Perennial Warm Season Grasses as Summer Pasture

Summary

Each year more dairy farmers are discovering the benefits of grazing their herds to reduce feed costs. However, the majority of forage crops in North Carolina are cool season, which creates a feed deficiency for grazing cattle during the summer months. If warm season perennial grasses could be added to the pasture forage, the grazing season would be extended, and the dairy farmer could realize more profit by spending less on feed.

The cooperators planted two warm season perennials grasses into a fescue pasture to see if the grazing season could be extended on their dairy.

Objectives
1) Establish and evaluate cost-effectiveness of warm-season, perennial pastures for sustainable dairy production.

2) Hold a field day to demonstrate the use of warm-season perennial grasses as a component of an intensive grazing system for dairies.

Approach
The project evaluated two warm season species, flaccidgrass and Eastern gammagrass, planted on seven acres of a dairy farm that has 80 cows. The grasses were to be evaluated both as forage and as the basis of a feed ration. Evaluation of the profitability was to be determined by comparing the feed costs over the past several years to the costs and returns above cost during the project year.
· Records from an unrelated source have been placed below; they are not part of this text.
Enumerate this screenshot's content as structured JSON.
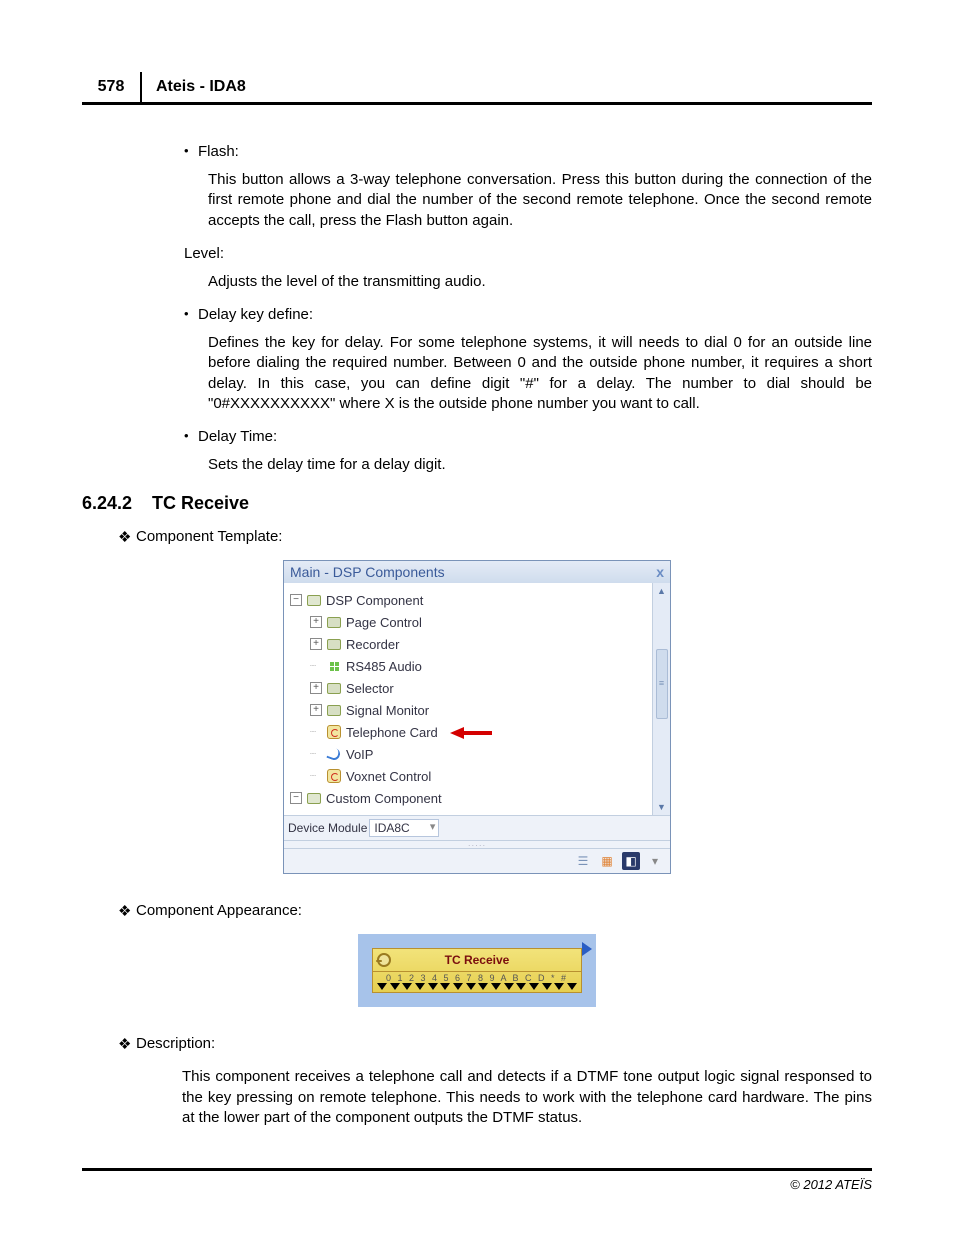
{
  "header": {
    "page_number": "578",
    "doc_title": "Ateis - IDA8"
  },
  "bullets": {
    "flash": {
      "label": "Flash:",
      "body": "This button allows a 3-way telephone conversation. Press this button during the connection of the first remote phone and dial the number of the second remote telephone. Once the second remote accepts the call, press the Flash button again."
    },
    "level": {
      "label": "Level:",
      "body": "Adjusts the level of the transmitting audio."
    },
    "delay_key": {
      "label": "Delay key define:",
      "body": "Defines the key for delay. For some telephone systems, it will needs to dial 0 for an outside line before dialing the required number. Between 0 and the outside phone number, it requires a short delay. In this case, you can define digit \"#\" for a delay. The number to dial should be \"0#XXXXXXXXXX\" where X is the outside phone number you want to call."
    },
    "delay_time": {
      "label": "Delay Time:",
      "body": "Sets the delay time for a delay digit."
    }
  },
  "section": {
    "number": "6.24.2",
    "title": "TC Receive"
  },
  "subheads": {
    "template": "Component Template:",
    "appearance": "Component Appearance:",
    "description": "Description:"
  },
  "panel": {
    "title": "Main - DSP Components",
    "close": "x",
    "tree": {
      "root": "DSP Component",
      "items": [
        "Page Control",
        "Recorder",
        "RS485 Audio",
        "Selector",
        "Signal Monitor",
        "Telephone Card",
        "VoIP",
        "Voxnet Control"
      ],
      "root2": "Custom Component"
    },
    "device_label": "Device Module",
    "device_value": "IDA8C"
  },
  "component": {
    "title": "TC Receive",
    "nums": "0 1 2 3 4 5 6 7 8 9 A B C D * #"
  },
  "description_body": "This component receives a telephone call and detects if a DTMF tone output logic signal responsed to the key pressing on remote telephone. This needs to work with the telephone card hardware. The pins at the lower part of the component outputs the DTMF status.",
  "footer": "© 2012 ATEÏS"
}
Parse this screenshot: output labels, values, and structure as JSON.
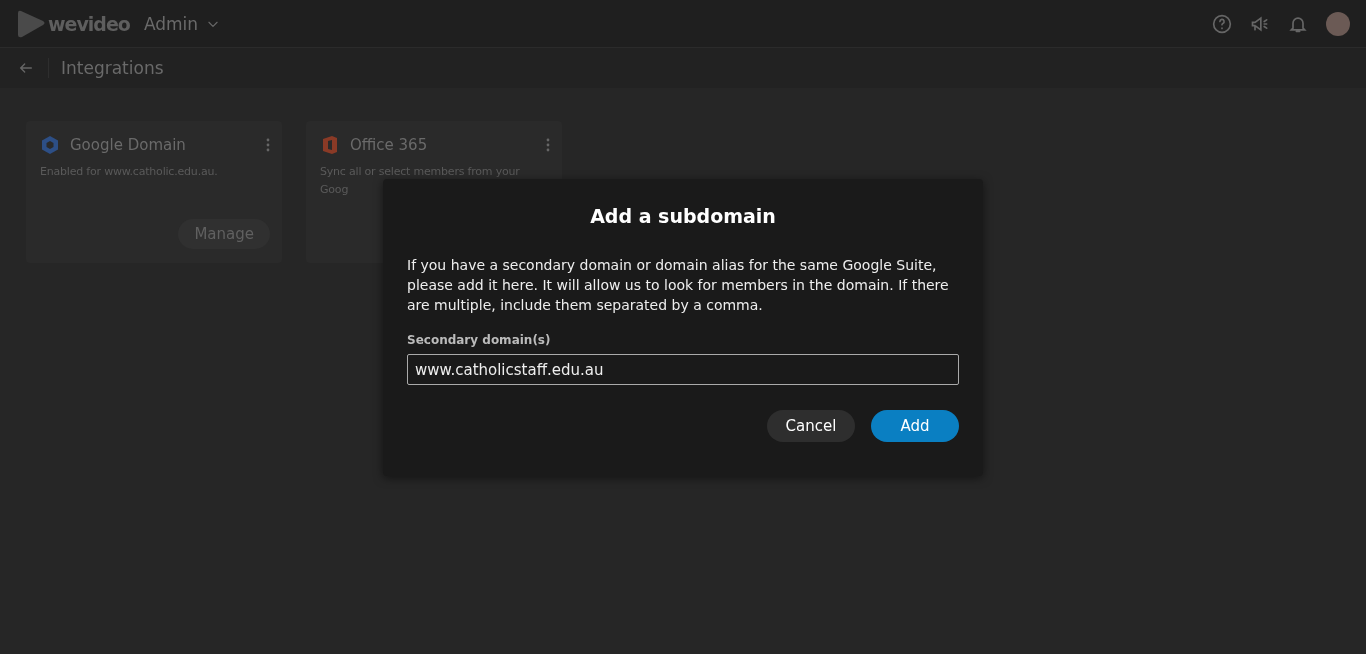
{
  "topbar": {
    "logo": "wevideo",
    "section": "Admin"
  },
  "page": {
    "title": "Integrations"
  },
  "cards": [
    {
      "kind": "google",
      "title": "Google Domain",
      "description": "Enabled for www.catholic.edu.au.",
      "button": "Manage"
    },
    {
      "kind": "office",
      "title": "Office 365",
      "description": "Sync all or select members from your Goog"
    }
  ],
  "dialog": {
    "title": "Add a subdomain",
    "text": "If you have a secondary domain or domain alias for the same Google Suite, please add it here. It will allow us to look for members in the domain. If there are multiple, include them separated by a comma.",
    "field_label": "Secondary domain(s)",
    "field_value": "www.catholicstaff.edu.au",
    "buttons": [
      {
        "kind": "secondary",
        "label": "Cancel"
      },
      {
        "kind": "primary",
        "label": "Add"
      }
    ]
  }
}
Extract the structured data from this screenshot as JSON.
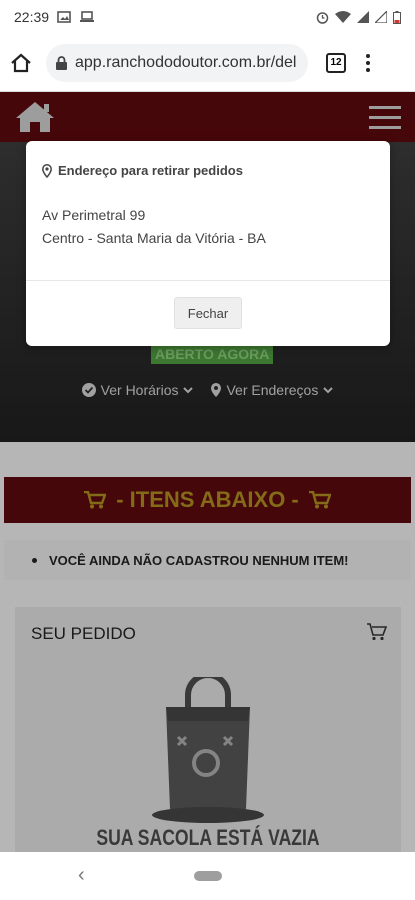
{
  "status_bar": {
    "time": "22:39"
  },
  "browser": {
    "url": "app.ranchododoutor.com.br/del",
    "tab_count": "12"
  },
  "hero": {
    "open_badge": "ABERTO AGORA",
    "hours_link": "Ver Horários",
    "addresses_link": "Ver Endereços"
  },
  "items_banner": {
    "label": "- ITENS ABAIXO -"
  },
  "empty_items": {
    "message": "VOCÊ AINDA NÃO CADASTROU NENHUM ITEM!"
  },
  "order": {
    "title": "SEU PEDIDO",
    "empty_bag": "SUA SACOLA ESTÁ VAZIA"
  },
  "modal": {
    "title": "Endereço para retirar pedidos",
    "address_line1": "Av Perimetral 99",
    "address_line2": "Centro - Santa Maria da Vitória - BA",
    "close_label": "Fechar"
  },
  "colors": {
    "brand_dark_red": "#5a0a0d",
    "banner_text_gold": "#a98a1f",
    "badge_green": "#4e9a3e"
  }
}
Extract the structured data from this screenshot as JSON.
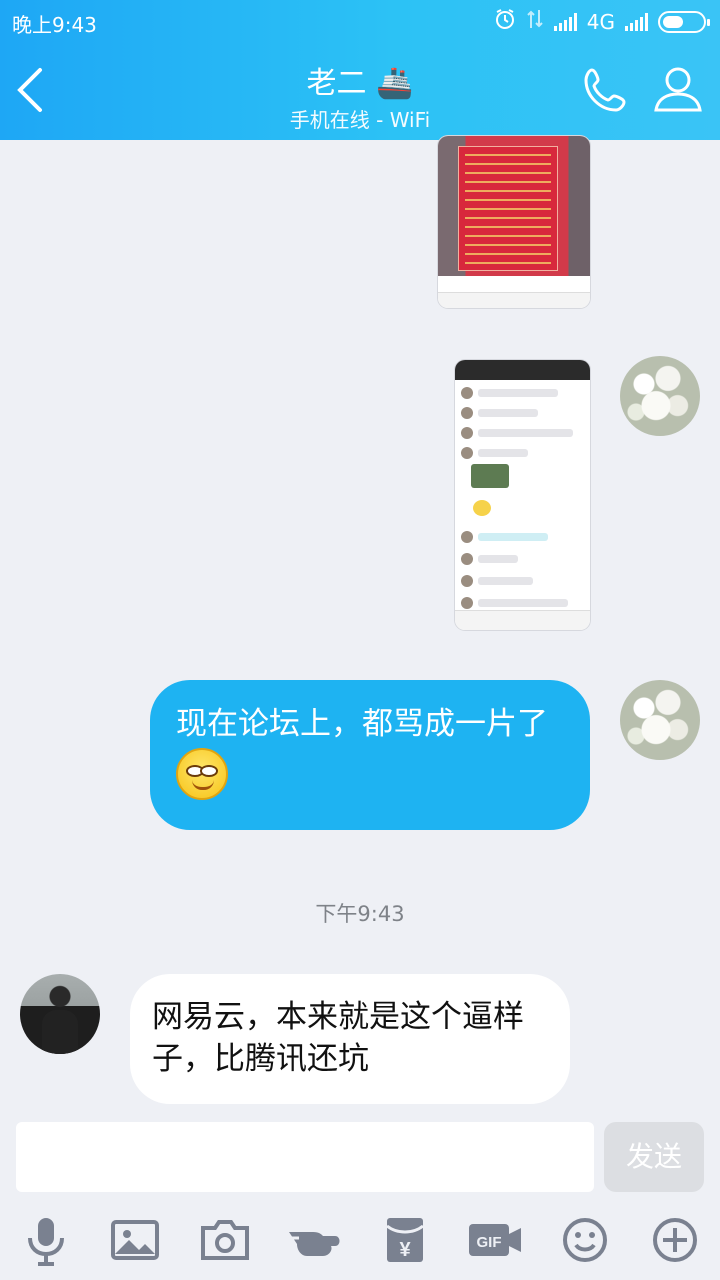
{
  "status_bar": {
    "time": "晚上9:43",
    "network": "4G"
  },
  "header": {
    "title": "老二",
    "title_emoji": "🚢",
    "subtitle": "手机在线 - WiFi"
  },
  "icons": {
    "back": "back-arrow-icon",
    "phone": "phone-icon",
    "profile": "person-icon",
    "alarm": "alarm-icon",
    "data_transfer": "data-arrows-icon",
    "signal": "signal-icon",
    "battery": "battery-icon",
    "mic": "mic-icon",
    "image": "image-icon",
    "camera": "camera-icon",
    "poke": "poke-hand-icon",
    "red_packet": "red-packet-icon",
    "gif": "gif-icon",
    "emoji": "emoji-icon",
    "plus": "plus-icon"
  },
  "messages": [
    {
      "type": "image",
      "from": "me",
      "content": "screenshot-red-notice"
    },
    {
      "type": "image",
      "from": "me",
      "content": "screenshot-chat"
    },
    {
      "type": "text",
      "from": "me",
      "text": "现在论坛上，都骂成一片了",
      "emoji": "smiley-eyes-emoji"
    },
    {
      "type": "time",
      "text": "下午9:43"
    },
    {
      "type": "text",
      "from": "other",
      "text": "网易云，本来就是这个逼样子，比腾讯还坑"
    }
  ],
  "composer": {
    "input_value": "",
    "send_label": "发送"
  },
  "toolbar": {
    "gif_label": "GIF",
    "red_packet_label": "¥"
  },
  "colors": {
    "header_start": "#1ea7f5",
    "header_end": "#3ac4f6",
    "bubble_me": "#1eb3f2",
    "bubble_other": "#ffffff",
    "background": "#eef0f5",
    "send_disabled": "#dcdee2",
    "tool_icon": "#7a8190"
  }
}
During the summer of 1993, the producers, working under the advisement of the North Carolina Cooperative Extension Service, the Natural Resource Conservation Service and North Carolina State University technicians, planted five acres of flaccidgrass and two acres of Eastern gammagrass on a fescue pasture that had been in use for more than 50 years.

The fescue sod was harvested for hay, and the stubble was sprayed with Roundup to kill the sod. Once the stubble was dead, a bush hog was used to cut it to about one inch or less. The residue was raked into windrows, baled and removed from the pasture. Seed was planted with a sod drill provided by NCSU. The calibration and seed depth was set by technicians from the university. Insecticides, herbicides and fertilizers were applied according to recommendations from the above agencies.

Results
The stand was a total failure.

After the failure of the warm season grasses, the producers sod-drilled rye grass for winter and early spring grazing on the seven acres. The rye grass performed as expected, providing grazing for the milking herd and, later, the bred heifers.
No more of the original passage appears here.